E con la destra al governo qualcosa pensa cambierà?
«No, purtroppo. Non è una questione di colore politico. Le uscite del ministro dei Beni culturali Bondi che dice di non capire l’arte contemporanea non mi fanno ben sperare. Anche a Roma - che è il centro dove di fatto si fa arte in Italia - nonostante la nuova amministrazione, il settore è ancora nelle mani della sinistra. E se a loro non piaci non entri. Ai giovani che oggi vogliono fare gli artisti mi sento di dire: puntate tutto su voi stessi, non cercate scorciatoie».
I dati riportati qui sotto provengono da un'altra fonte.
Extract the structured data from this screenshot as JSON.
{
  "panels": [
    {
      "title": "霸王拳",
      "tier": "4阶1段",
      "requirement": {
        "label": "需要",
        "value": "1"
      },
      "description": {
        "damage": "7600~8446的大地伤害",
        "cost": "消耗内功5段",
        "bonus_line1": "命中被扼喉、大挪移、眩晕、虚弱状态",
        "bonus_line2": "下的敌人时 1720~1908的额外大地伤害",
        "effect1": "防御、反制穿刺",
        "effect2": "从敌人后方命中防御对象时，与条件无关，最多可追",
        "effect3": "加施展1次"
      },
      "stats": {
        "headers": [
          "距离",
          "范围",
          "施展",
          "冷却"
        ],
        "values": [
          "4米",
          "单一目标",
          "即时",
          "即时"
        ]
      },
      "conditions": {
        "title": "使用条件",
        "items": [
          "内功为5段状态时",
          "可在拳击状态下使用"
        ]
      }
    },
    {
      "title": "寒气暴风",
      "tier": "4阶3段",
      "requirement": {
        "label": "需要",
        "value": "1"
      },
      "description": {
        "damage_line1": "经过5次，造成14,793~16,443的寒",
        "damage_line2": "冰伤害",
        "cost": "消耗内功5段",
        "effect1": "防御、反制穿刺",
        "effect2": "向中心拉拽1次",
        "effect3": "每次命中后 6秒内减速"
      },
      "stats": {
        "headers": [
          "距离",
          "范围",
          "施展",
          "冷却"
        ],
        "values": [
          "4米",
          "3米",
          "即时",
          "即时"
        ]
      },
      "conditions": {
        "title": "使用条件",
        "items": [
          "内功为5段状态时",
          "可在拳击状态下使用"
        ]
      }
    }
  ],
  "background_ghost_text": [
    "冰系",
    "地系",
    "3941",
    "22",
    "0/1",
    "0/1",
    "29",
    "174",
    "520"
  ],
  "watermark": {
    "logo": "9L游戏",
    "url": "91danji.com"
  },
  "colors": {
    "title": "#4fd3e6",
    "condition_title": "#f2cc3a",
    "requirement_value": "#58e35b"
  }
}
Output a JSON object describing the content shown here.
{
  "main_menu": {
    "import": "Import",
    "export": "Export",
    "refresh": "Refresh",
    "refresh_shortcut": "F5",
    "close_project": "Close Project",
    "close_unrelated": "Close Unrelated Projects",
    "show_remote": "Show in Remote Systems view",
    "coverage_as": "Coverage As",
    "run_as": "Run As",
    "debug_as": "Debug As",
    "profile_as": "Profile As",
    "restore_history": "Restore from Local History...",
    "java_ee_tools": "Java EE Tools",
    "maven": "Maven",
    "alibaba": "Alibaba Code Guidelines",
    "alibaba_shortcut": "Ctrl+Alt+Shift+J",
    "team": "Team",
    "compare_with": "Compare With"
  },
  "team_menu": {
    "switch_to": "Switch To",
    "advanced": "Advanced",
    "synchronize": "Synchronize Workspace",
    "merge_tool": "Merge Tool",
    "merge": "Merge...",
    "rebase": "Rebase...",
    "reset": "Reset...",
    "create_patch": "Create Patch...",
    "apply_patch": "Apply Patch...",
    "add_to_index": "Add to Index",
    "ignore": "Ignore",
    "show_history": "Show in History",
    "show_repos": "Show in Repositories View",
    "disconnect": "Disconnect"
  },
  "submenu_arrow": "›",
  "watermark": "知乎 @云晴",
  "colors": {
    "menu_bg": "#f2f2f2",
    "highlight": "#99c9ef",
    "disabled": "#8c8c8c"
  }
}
Parliamo del suo lavoro. I fili.
«Aderendo a una pittura di matrice astratto-informale, mi sono reso conto che quel mondo stava morendo e che con l’esplosione della Pop Art americana alla Biennale di Venezia del 1964, fare certa pittura era fuori moda... L’informale era ormai sterile maniera in tutta Europa. Il recupero della manualità artigianale era per me un nuovo linguaggio in grado di guardare all’esistenza e alla storia dell’uomo. Iniziai così a lavorare i fili, intessuti e trapunti su tele dalle grandi campiture monocrome. Il filo per me rappresenta il pentagramma musicale della vita, il legame tra l’uomo e la natura... ».
Le sue opere più
«Sono un divertissement: carta arrotolata in forma tonda con dentro i miei soliti fili. Vogliono essere metafora di un disagio mondiale. Si chiamano Les Balles Casses. Perché tutti, credo, ci siamo un po’ rotti le balle».